わがまま
その子は皆のお姫様だった。勿論比喩的な、しかもロクでもない意味で。
この翠子という娘は、自分のほしい物は何だって手に入ると思い込んでいる、実に利己的な子供だった。
友達がピアノを習っていると言ったら、
「お母さん、あたしもピアノやりたい!」
可愛らしいお人形を玩具屋で見たら、
「ねぇ、あの子をうちに連れてきてよ!」
……とまぁ、十歳になる今の今までこんな調子だったもので、父も母もほとほと手を焼いていた。
それこそ、お姫様のようにお顔が綺麗だったのが、せめてもの救いというものだ。翠子の明るい笑顔を見ると、誰もが――少なくとも両親は――この子の為に何でもしてあげたい気持ちになるのだった。いつか我が儘も治ると考えない者などいやしなかった。
「ただいま、ママ」
翠子は息せき切って玄関の戸を開けた。
「あら翠子、お帰りなさい。今日はお友達と一緒じゃないの?」
「気分じゃなかったんだもん」
母親に向かって膨れっ面して首を振る。
帰り道、友達は新型ゲーム機や漫画の話ばかりしていた。まだ買えていない翠子は輪に入れず、寂しさに耐えかね一人で帰ったのだ。
「ねぇ、うちでは『ウェイステーション』買わないの? 友達はもう皆持ってるよ、コントローラだけでも携帯ゲーム機になるし、運動もできるんだから……」
「運動したいなら、ジョンの散歩行ってきて」
母親は庭の犬小屋に顔を向けた。薄茶の雑種犬がぶんぶん尻尾を振って、翠子を見ている。その馬鹿っぽい表情は見ているだけで苛々した。
散歩させてやるのは面倒だが、外の景色を見れば少しはマシな気分になるだろう。翠子はランドセルを玄関の隅に置いて、噛み跡だらけのスニーカーのまま、犬小屋へ向かった。
散歩中も翠子はずっと気分が悪いままだった。曇りの日の午後は涼しく、外を出歩くにはちょうどいい天気に思われたが、翠子の足取りは重い。どこに行くのも拒んでいるようだ。

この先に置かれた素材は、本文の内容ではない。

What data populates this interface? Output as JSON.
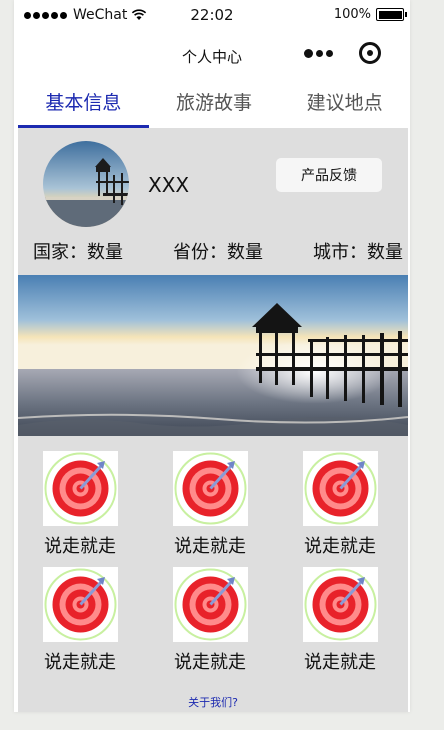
{
  "status_bar": {
    "carrier": "WeChat",
    "time": "22:02",
    "battery": "100%"
  },
  "nav": {
    "title": "个人中心",
    "more_icon": "more-dots-icon",
    "record_icon": "record-icon"
  },
  "tabs": [
    {
      "label": "基本信息",
      "active": true
    },
    {
      "label": "旅游故事",
      "active": false
    },
    {
      "label": "建议地点",
      "active": false
    }
  ],
  "profile": {
    "username": "XXX",
    "feedback_label": "产品反馈"
  },
  "stats": [
    {
      "label": "国家",
      "value": "数量"
    },
    {
      "label": "省份",
      "value": "数量"
    },
    {
      "label": "城市",
      "value": "数量"
    }
  ],
  "grid_items": [
    {
      "label": "说走就走",
      "icon": "target-icon"
    },
    {
      "label": "说走就走",
      "icon": "target-icon"
    },
    {
      "label": "说走就走",
      "icon": "target-icon"
    },
    {
      "label": "说走就走",
      "icon": "target-icon"
    },
    {
      "label": "说走就走",
      "icon": "target-icon"
    },
    {
      "label": "说走就走",
      "icon": "target-icon"
    }
  ],
  "footer": {
    "about_label": "关于我们?"
  },
  "colors": {
    "accent": "#1c2ab0",
    "content_bg": "#dedede"
  }
}
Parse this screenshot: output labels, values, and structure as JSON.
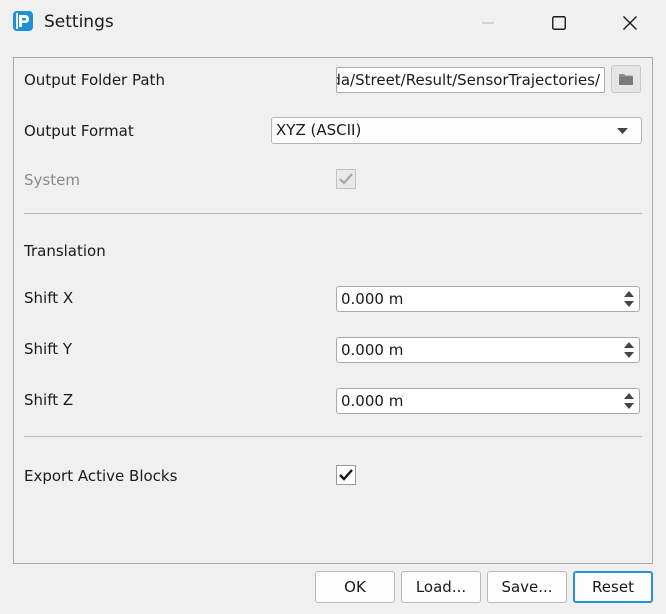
{
  "window": {
    "title": "Settings",
    "app_icon": "p-logo-icon",
    "controls": [
      "minimize-icon",
      "maximize-icon",
      "close-icon"
    ]
  },
  "output": {
    "folder_label": "Output Folder Path",
    "folder_value": "ada/Street/Result/SensorTrajectories/",
    "browse_icon": "folder-icon",
    "format_label": "Output Format",
    "format_value": "XYZ (ASCII)",
    "system_label": "System",
    "system_checked": true,
    "system_enabled": false
  },
  "translation": {
    "heading": "Translation",
    "shift_x_label": "Shift X",
    "shift_x_value": "0.000 m",
    "shift_y_label": "Shift Y",
    "shift_y_value": "0.000 m",
    "shift_z_label": "Shift Z",
    "shift_z_value": "0.000 m"
  },
  "export": {
    "active_blocks_label": "Export Active Blocks",
    "active_blocks_checked": true
  },
  "buttons": {
    "ok": "OK",
    "load": "Load...",
    "save": "Save...",
    "reset": "Reset"
  },
  "colors": {
    "accent": "#2a8dd8",
    "app_icon_blue": "#1f8fd6"
  }
}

なんで他のおうちは良くて、あたしは駄目なの。ママだって言ってたじゃない。ムスメの笑顔が一番の宝物なんでしょ。それにこんなかわいくない、食べてばっかりの犬なんてイヤ。かじられた汚い靴なんてイヤ。
イヤ。イヤ。イヤ。
唇を尖らせ、わざと大きく足を鳴らして地面を踏んづけながら進む。犬が「どうしたの?」と不思議そうに翠子を見た。翠子は答えもしなかった。
酷い気分だ。まるで黒ずんだ泥水が胸の中で、角ばった小石を気管に詰まらせながら、渦巻いているような。
夜。翠子はなんだか寝付けない。肋骨の内側に溜まったどろどろが、勢いを強めているような気がする。
いつもの癇癪だと思っていた。思い通りに事が回らず苛立って、もやもやするのはよくあることだったから。だけど今日は食欲もなかったし、お腹の具合が悪い時みたいに、体が内側からぎゅうぎゅう押されている。
ゆっくり上半身を起こそうとすると、あのどろどろが胃から口内にせり上がってくる。我慢できずに翠子は口の中に溜まったものを、全部床にぶちまけてしまった。電気をつけてみると、タールみたいな黒い液体がフローリングに広がっている。小さな白い石ころに似たものも、タールに混じって転がっている。
「あーあ、やっちゃった……」
親に言うのもみっともない。どうせ寝てるだろうし、雑巾を持ってきて一人で片づけよう。
お風呂場へ行こうとした時、
ぴちゃ。ちゃぷっ……ぱしゃ。
何かが水の中で跳ねた音がした。振り返って耳を澄ます。
ぱしゃん……ぱしゃぱしゃ。
また跳ねた。どうやらあのタールかららしい。近づいてよく見ると、タールの中で白い石が揺れている。そればかりではない。液体自体も泡立ち、微かに波打っている。腐った魚の臭いが強くなる。
あまりの臭気に鼻を押さえた。
その瞬間、黒い液体が吹き上がり、揺れていた石達を生き物のように飲み込んだ。